Incarnés par Robert Lalonde et Louise Laprade, ces personnages de la pièce L’État, présentée par le Théâtre La Rubrique, débattent de la pertinence de publier un éditorial qui pourrait perturber le cours de l’histoire. À ces considérations se mêlent des tensions découlant du fait que pendant quelques années, ils ont formé un couple.

L’État, une pièce qui donne à réfléchir

Mais où vont-ils chercher tout ça ? Un journal qui s’apprête à publier sa dernière édition papier en espérant que ça prolonge sa ligne de vie. Un gouvernement qui, à cinq jours des élections, tente une ultime manoeuvre afin d’empêcher son principal adversaire de donner raison aux sondages qui lui accordent la victoire. Une éditorialiste dont on attend un dernier texte avant la retraite, lequel prend la forme d’un brûlot que son ex-mari, patron de la rédaction, hésite à envoyer sur les presses.
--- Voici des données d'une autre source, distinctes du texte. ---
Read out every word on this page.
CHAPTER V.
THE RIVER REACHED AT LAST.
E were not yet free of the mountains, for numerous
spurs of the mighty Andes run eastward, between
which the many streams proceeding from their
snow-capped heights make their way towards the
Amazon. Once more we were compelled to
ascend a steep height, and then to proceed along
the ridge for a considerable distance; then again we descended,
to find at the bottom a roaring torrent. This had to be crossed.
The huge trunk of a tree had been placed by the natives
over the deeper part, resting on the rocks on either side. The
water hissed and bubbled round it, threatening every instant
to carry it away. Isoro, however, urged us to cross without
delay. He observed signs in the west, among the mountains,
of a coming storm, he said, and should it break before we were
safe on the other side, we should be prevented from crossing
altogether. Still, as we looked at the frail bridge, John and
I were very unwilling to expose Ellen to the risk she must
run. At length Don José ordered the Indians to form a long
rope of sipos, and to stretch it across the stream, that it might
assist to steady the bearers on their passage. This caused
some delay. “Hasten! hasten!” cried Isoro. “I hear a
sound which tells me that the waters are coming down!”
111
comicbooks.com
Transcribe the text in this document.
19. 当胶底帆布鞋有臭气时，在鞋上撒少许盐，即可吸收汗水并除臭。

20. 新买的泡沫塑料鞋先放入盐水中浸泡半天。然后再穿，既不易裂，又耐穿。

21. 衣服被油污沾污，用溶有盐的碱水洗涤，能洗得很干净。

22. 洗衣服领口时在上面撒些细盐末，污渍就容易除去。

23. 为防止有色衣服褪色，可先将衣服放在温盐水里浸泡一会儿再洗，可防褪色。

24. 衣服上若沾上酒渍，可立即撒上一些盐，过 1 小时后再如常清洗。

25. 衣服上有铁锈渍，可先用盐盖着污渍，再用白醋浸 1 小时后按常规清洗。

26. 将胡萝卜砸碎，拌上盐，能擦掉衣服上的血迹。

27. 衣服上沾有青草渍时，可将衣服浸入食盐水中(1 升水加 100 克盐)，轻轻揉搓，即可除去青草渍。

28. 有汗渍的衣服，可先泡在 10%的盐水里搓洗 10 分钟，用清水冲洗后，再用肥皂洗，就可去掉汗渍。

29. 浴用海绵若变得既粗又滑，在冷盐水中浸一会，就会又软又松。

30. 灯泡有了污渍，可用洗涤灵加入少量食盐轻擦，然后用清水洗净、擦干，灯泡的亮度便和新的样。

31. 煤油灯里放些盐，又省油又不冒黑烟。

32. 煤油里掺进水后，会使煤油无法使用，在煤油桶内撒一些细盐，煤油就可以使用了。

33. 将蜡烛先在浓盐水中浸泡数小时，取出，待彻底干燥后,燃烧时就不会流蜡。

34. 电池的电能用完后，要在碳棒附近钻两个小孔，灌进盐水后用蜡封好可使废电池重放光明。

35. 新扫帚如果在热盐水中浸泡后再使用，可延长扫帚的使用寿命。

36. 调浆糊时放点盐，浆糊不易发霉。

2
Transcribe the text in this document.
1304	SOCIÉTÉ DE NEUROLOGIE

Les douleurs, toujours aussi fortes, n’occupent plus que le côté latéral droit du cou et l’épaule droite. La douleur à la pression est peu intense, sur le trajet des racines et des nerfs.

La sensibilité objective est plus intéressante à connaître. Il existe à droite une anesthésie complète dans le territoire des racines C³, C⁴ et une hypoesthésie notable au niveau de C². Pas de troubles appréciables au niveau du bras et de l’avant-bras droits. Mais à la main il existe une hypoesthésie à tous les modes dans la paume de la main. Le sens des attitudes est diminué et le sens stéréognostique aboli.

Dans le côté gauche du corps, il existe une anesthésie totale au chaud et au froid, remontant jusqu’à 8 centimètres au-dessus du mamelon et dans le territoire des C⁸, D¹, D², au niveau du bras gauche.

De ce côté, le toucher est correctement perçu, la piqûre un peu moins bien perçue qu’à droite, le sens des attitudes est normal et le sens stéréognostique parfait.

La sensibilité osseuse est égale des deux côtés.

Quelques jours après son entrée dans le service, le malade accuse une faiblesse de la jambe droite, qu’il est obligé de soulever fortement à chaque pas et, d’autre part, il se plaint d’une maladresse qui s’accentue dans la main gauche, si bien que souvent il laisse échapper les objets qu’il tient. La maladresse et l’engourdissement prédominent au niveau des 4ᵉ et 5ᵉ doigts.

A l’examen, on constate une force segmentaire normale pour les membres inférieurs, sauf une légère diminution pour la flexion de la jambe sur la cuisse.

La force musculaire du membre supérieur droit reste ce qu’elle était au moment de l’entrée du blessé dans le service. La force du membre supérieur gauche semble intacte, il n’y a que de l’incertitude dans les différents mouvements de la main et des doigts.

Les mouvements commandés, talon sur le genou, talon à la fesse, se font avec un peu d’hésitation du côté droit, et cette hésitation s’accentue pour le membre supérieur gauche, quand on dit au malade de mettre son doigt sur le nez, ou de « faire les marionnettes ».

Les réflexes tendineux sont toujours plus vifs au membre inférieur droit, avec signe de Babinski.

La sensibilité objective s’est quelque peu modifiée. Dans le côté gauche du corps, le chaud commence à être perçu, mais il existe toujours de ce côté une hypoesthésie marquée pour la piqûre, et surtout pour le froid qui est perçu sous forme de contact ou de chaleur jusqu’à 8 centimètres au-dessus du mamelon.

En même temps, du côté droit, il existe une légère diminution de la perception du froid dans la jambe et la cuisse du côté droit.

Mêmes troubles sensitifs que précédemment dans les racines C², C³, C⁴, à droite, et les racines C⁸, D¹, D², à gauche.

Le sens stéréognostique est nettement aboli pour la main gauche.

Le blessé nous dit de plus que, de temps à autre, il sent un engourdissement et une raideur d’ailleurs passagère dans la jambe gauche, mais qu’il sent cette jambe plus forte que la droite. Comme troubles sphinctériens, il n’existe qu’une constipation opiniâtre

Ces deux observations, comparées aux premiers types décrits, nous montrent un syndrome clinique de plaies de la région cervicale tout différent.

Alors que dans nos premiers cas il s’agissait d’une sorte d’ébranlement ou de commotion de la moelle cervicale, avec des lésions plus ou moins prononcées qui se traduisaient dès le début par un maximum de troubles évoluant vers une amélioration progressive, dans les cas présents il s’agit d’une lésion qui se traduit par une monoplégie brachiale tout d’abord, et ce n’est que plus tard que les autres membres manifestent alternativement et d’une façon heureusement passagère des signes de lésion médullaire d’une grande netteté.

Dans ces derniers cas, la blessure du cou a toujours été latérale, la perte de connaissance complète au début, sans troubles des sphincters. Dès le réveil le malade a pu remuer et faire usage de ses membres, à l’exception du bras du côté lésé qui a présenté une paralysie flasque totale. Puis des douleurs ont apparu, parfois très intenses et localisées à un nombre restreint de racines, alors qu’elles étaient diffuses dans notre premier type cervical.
De telles choses n’arrivent qu’au théâtre, bien sûr, et c’est dans ce contexte que quelques centaines de personnes ont découvert, mercredi soir, la nouvelle création de La Rubrique. Cette pièce intitulée L’État, ce qui constitue le nom du quotidien au coeur de l’histoire, s’appuie sur un texte de Normand Canac-Marquis mis en scène par Martine Baulne. Elle sera présentée jusqu’au 14 octobre, à la Salle Pierrette-Gaudreault de Jonquière, et se révèle à la fois pertinente, agaçante, drôle et tragique. Bref, fascinante.

Pendant 90 minutes bien tassées, on voit l’ancien couple se livrer un duel de haut vol. Face à Robert Lalonde qui incarne le directeur en laissant filtrer une profonde lassitude jalonnée par quelques éclats de voix, Louise Laprade dans le rôle de Solange Speilman, celle qui croit que le fait de se transformer en kamikaze défera tous les noeuds tressés dans sa tête, offre une performance d’autant plus remarquable que le coefficient de difficulté était élevé.

Deux comédiennes de la région, Monique Gauvin et Josée Gagnon, complètent la distribution de L’État. Elles campent une secrétaire de rédaction moins heureuse qu’il n’y paraît, ainsi que deux femmes qui s’appellent Maude, l’une morte et l’autre vivante.

Il serait si facile de voir dans son personnage une caricature, en effet. Sa façon de s’exprimer comme si elle lisait un texte, de flotter au-dessus de la réalité en donnant l’impression que la marijuana est déjà légale, de s’éparpiller sans fin avant d’entrer dans le vif du sujet, en font une excentrique finie. À petites touches, cependant, l’interprète montre qu’il n’y a pas que de l’air entre les mots. Cette femme porte en elle une touchante fragilité, jumelée à un puissant désir de rédemption.

Même si on rit beaucoup, et ce, jusqu’aux dernières répliques, une grande mélancolie enveloppe la petite société formée de François et Solange Speilman, ainsi que de la secrétaire de la rédaction campée par Monique Gauvin. Derrière les airs enjoués de sa Roxane se cache une insatisfaction qui confine au malheur. À croire qu’il y a quelque chose de pourri dans ce journal, comme jadis au royaume du Danemark.

Deux personnes seulement échappent à cette malédiction. Deux femmes qui s’appellent Maude et qui empruntent les traits de Josée Gagnon. L’une est morte 41 ans plus tôt et continue de hanter l’ancien couple, tandis que l’autre, bien vivante, est une artiste complétant la restauration d’un tableau. Elle est jeune, indépendante d’esprit, lumineuse. Pas étonnant que Roxane l’ait adoptée. Sa liberté lui fait envie.

Pour revenir au choix dont débattent les Speilman, il représente une autre raison de voir L’État, puisque cette pièce ouvre une fenêtre sur le rôle des médias traditionnels dans un monde de plus en plus troublé, ouvert à tous les vents de la calomnie et de la désinformation. Où se trouve la voie qu’il convient d’emprunter, entre la raison et la passion ? Le courage et la témérité ? Si la réponse était si facile à trouver, on n’aurait plus besoin de rédacteur en chef. Un blogueur suffirait.